Tatiana Toulet ne se présente pas comme une militante. «Je suis simplement venue me promener avec mes enfants», explique-t-elle. Ce jour-là, pourtant, elle tombe sur Percy Yip Tong, presque seul face à l’urgence. «On lui a demandé s’il avait besoin d’aide… et tout est parti de là.» Avec son mari, elle s’implique à sa manière. «J’ai relayé ce qui se passait sur les réseaux sociaux. Si personne ne parle, rien ne bouge.» Très vite, les images circulent. La baie de son enfance apparaît sous un autre visage. Car cette plage, elle la connaît depuis toujours. «J’y venais déjà enfant. On jouait au volley, au football… il y avait énormément d’espace.» Aujourd’hui, elle peine à reconnaître les lieux. «Ce qui s’est passé ces derniers jours n’est pas normal. Tout a bougé.» Le canal s’est élargi, le courant s’est intensifié. «On ne peut plus traverser comme avant. C’est devenu dangereux.» Elle évoque des personnes emportées par le courant, des situations qui auraient pu mal tourner. Ce qui l’a le plus marquée, ce sont les arbres. «Voir leurs racines à nu, c’est bouleversant.» Pour elle, ils ne font pas que partie du décor. «Ils retenaient le sable. Ils protégeaient la plage.» Elle évoque aussi un manque de réaction. «Des alertes avaient été lancées depuis un moment, mais rien n’avait été fait.» Puis vient l’incompréhension. Après la rencontre avec le ministre de l’Environnement, Rajesh Bhagwan, elle pense que la situation va enfin évoluer. «Il est venu, il a salué l’initiative, il a dit qu’il soutenait.» Un moment d’espoir de courte durée. «Après son départ, d’autres sont venus… et tout a été stoppé.» Un épisode qui laisse un goût amer. «Il n’y avait pas de communication, chacun parlait un langage.» Pendant ce temps, sur la plage, la mer continue d’avancer. Aujourd’hui, elle continue de venir. D’observer. Et surtout de témoigner. «Il ne faut pas rester silencieux. Si personne ne dit rien, les choses ne changeront pas.» Son message est clair : il faut agir, et agir rapidement. Parce que, rappelle-t-elle, la nature, elle, n’attend pas.

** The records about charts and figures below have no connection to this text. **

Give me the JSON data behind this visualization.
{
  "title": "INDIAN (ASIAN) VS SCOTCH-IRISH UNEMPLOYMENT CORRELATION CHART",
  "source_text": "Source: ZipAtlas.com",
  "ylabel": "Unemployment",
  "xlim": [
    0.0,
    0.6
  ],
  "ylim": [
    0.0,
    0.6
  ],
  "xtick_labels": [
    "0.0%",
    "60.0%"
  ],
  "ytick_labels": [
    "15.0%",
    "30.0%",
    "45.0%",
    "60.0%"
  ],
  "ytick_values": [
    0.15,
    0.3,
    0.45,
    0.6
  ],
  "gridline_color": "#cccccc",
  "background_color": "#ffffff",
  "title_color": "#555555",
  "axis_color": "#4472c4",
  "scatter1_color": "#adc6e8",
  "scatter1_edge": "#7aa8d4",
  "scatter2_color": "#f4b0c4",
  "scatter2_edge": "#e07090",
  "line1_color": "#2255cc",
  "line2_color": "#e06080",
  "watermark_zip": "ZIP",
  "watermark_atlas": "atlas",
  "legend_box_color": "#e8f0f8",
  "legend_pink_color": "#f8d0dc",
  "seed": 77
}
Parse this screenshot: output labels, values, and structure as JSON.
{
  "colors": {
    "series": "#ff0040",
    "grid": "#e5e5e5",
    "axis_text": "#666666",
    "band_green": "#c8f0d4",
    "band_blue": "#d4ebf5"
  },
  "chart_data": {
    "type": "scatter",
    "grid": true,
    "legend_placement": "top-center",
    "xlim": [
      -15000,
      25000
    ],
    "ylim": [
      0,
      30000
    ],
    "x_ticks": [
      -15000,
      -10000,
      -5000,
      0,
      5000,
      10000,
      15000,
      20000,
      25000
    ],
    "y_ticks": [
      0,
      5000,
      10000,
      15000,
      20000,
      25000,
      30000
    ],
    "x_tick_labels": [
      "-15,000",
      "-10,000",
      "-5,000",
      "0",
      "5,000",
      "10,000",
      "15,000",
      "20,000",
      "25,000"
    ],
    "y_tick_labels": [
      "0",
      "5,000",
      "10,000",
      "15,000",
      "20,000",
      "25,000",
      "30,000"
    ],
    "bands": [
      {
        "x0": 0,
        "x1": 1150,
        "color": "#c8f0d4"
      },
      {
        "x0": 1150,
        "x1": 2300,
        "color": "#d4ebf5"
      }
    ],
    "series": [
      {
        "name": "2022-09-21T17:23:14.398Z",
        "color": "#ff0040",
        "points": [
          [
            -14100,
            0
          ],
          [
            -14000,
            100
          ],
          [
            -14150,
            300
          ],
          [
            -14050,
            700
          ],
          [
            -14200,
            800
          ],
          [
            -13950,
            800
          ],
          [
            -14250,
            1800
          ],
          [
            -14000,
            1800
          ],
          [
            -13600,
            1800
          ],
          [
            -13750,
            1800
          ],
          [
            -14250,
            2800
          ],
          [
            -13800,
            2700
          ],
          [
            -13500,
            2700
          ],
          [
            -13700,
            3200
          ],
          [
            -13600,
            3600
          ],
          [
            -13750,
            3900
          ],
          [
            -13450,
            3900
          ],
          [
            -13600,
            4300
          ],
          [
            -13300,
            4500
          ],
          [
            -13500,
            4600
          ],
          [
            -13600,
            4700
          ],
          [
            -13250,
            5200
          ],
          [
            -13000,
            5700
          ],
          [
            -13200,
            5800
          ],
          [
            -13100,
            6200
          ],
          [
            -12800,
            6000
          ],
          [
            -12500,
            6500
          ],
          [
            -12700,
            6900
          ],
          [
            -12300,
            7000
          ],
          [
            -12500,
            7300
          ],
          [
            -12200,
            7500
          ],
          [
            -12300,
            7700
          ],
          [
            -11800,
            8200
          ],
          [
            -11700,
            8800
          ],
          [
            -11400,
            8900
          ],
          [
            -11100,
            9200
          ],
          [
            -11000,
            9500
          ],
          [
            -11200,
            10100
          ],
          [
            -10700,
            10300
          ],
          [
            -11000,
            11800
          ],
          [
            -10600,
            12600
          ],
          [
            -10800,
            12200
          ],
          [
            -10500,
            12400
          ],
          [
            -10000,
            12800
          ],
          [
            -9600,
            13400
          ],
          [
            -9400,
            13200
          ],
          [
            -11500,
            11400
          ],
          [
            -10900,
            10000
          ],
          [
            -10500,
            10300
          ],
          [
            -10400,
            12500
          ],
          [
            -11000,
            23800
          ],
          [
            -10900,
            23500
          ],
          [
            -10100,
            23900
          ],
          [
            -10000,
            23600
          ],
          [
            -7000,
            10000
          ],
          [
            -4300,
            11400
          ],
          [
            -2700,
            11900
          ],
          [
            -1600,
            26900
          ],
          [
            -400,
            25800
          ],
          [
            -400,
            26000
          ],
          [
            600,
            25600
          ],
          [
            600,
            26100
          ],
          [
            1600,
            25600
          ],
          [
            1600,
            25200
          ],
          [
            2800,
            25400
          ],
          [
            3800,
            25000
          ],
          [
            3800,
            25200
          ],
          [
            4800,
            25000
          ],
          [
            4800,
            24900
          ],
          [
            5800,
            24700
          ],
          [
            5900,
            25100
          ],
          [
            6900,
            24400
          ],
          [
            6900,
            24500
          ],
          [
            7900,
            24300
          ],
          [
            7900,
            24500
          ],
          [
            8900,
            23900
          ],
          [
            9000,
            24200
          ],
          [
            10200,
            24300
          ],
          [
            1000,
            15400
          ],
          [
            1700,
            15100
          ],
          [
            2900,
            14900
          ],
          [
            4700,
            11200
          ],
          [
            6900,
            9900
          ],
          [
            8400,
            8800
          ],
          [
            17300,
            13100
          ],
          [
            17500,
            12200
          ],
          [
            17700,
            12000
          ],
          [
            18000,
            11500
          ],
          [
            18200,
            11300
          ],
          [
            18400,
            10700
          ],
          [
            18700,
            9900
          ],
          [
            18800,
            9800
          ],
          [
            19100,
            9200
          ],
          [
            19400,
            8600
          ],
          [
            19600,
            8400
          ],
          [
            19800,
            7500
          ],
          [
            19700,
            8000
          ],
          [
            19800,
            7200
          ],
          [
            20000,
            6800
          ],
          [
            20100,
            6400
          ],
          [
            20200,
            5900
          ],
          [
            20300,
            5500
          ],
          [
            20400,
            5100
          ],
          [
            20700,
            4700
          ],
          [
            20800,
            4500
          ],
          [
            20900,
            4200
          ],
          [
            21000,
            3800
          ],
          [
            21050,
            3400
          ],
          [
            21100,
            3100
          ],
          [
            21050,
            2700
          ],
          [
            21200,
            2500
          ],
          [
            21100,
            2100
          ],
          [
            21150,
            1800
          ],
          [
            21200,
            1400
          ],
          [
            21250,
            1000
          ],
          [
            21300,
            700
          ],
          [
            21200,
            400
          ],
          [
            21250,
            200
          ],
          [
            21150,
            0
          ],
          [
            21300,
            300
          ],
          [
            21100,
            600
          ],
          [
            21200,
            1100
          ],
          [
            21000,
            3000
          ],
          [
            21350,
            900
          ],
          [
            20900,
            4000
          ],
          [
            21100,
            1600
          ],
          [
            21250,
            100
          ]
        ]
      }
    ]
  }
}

Allongé sur le sable, entouré de sa femme Naigy et de leurs fils, Daren et Davisen, Dassen Venguedasalen profite simplement du moment. Le regard posé sur la mer, il lâche en souriant : «Aster-la nou kouma dir pie dan delo !» Habitués des lieux depuis une dizaine d’années, ils n’hésitent pas à faire la route depuis Quatre-Bornes pour venir ici. «On aime la tranquillité… la nature», confie-t-il. Mais cette fois, quelque chose a changé. «Nou'nn trouv sa dan televizion, me kan nou'nn vini, nou'nn trouv li pli sokan. Laplaz-la inn degrad net.» Il marque une pause, regarde autour. «La dernière fois qu’on est venus, il y a un mois, on pouvait marcher d’un bout à l’autre, aster, kouma dir linn koup an de.» Face à cette dégradation rapide, il reconnaît malgré tout certaines initiatives. «Met bann ros, li enn bon kitsoz pou ralanti lerosion. Me bizin fer plis. Mo krwar ena lezot fason osi.» Ses fils, eux, apportent un regard plus spontané, presque amusé, mais pas moins lucide. «Aster ena ChatGPT, ti kapav demann li enn solision !» lancent-ils en riant. Puis, plus sérieux : «Bizin gagn lezot metod pli modernn. Ena teknolozi aster, bizin servi li.» Pour cette famille, l’inquiétude est réelle. «Si nanye pa sanze… kapav dan detrwa lane, pa pou kone si ti ena sa laplaz-la.» Ils restent pourtant là, posés face à la mer. Comme pour profiter du lieu… tant qu’il est encore temps.
Selon le ministère…

Face à l’aggravation de l’érosion à la plage publique de Tamarin, les autorités ont, disent-elles, enclenché des mesures d’urgence dès la fin avril. Selon le ministère de l’Environnement, la situation résulte d’un déséquilibre entre des conditions naturelles comme les fortes houles, les pluies et l’absence de récif, et une intervention humaine non autorisée ayant modifié l’embouchure de la rivière. Un état des lieux a été effectué le 27 avril, suivi d’une réunion d’un comité technique le 29 avril regroupant plusieurs institutions concernées. Les travaux d’urgence ont débuté le 30 avril, incluant le désensablement de l’embouchure et l’installation de rochers pour stabiliser le littoral. Le ministre de l’Environnement, Rajesh Bhagwan, s’est rendu sur place le 2 mai. Les premières interventions ont permis une stabilisation partielle, avec un début de dépôt de sable observé sur certaines zones. Le site reste toutefois sous surveillance.